The user confirms that the app is no longer slow for them, with or without VPN.

Without VPN, they now get the following:

Key   : fly-request-id
Value : 01J47SCNXH2JY8XQRSS68XFYB1-iad

Key   : flyio-debug
Value : {"n":"edge-cf-iad2-bf81","nr":"iad","ra":"99.145.176.20","rf":"Verbatim","sr":"ord","sdc":"ord1","sid":"811370f94d5998","st":0,"nrtt":20,"bn":"worker-cf-ord1-d837","fbn":null}

So it looks like it’s now hitting a different edge server?

@adam-coster Yes, we suspect that there is a routing issue between the customer and the Chicago edge servers. Any chance the user can run a traceroute or mtr to the IP of your app? That would also help us diagnose what might be wrong here.

Are you looking for something different than the traceroute I posted higher up the thread? Just want to make sure I collect whatever’s useful.

The user is on a Windows machine and not particularly familiar with CLI tools (and definitely not WSL), so we’re stuck with whatever I can easily walk them through. Pasting stuff into PowerShell or Git Bash is doable, but not much more than that.

The traceroute data earlier in the thread is from Windows’ tracert. I’m not sure how much that differs from the Linuxy traceroute.

@adam-coster Sorry! I forgot about the original traceroute, but I was also wondering if changing the destination edge also swapped out some of the bad routes in the middle (if there was any). In an ideal world, I would love to have an mtr both before and after because that will show losses in addition to the hops, but I understand this is nowhere near straightforward for non-technical users.

We do have some hypothesis about why the original Chicago edge didn’t work well for the user – we will also be digging deeper on our part for this.

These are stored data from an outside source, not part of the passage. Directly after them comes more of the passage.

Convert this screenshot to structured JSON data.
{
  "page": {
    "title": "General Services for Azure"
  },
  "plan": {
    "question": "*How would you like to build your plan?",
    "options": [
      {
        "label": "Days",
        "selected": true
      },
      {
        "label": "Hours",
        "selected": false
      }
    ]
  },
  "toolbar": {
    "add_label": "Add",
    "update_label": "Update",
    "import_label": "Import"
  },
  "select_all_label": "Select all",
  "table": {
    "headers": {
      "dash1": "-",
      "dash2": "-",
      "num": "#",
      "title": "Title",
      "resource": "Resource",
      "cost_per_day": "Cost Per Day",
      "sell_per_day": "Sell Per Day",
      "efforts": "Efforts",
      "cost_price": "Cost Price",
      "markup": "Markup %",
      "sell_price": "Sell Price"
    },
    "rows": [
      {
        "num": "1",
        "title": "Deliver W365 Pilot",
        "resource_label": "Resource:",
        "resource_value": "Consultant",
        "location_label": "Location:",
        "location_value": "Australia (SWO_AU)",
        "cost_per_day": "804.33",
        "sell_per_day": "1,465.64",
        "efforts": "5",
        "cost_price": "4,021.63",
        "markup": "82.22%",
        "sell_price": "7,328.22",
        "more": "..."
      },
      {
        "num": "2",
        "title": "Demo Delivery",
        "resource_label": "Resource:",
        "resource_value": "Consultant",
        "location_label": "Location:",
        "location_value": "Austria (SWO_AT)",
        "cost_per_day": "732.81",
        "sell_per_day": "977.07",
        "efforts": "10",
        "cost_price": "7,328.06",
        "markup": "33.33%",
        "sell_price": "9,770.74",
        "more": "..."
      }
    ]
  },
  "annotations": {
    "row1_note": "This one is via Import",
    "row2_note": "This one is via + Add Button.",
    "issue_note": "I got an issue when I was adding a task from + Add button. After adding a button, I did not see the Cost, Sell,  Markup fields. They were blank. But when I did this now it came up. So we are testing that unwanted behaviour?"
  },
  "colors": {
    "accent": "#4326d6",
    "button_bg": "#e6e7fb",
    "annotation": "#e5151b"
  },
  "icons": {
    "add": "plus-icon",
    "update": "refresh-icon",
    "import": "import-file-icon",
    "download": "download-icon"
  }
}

Gotcha. Not sure if this is helpful, but it’s probably the last info I can provide:

I had the user run tracert against the app to compare to the earlier data. Everything looked the same except the last few entries:

When things were slow:

 10    77 ms    13 ms    13 ms  be-2111-pe11.350ecermak.il.ibone.comcast.net [96.110.33.194]
 11     *        *        *     Request timed out.
 12     *        *        *     Request timed out.
 13     *       43 ms    42 ms  66.241.124.49

Now that things are fine:

 10    96 ms    43 ms    30 ms  be-3212-pe12.111eighthave.ny.ibone.comcast.net [96.110.34.38]
 11    92 ms    30 ms    28 ms  96-87-9-42-static.hfc.comcastbusiness.net [96.87.9.42]
 12    28 ms    28 ms    27 ms  66.241.124.49

This topic was automatically closed 7 days after the last reply. New replies are no longer allowed.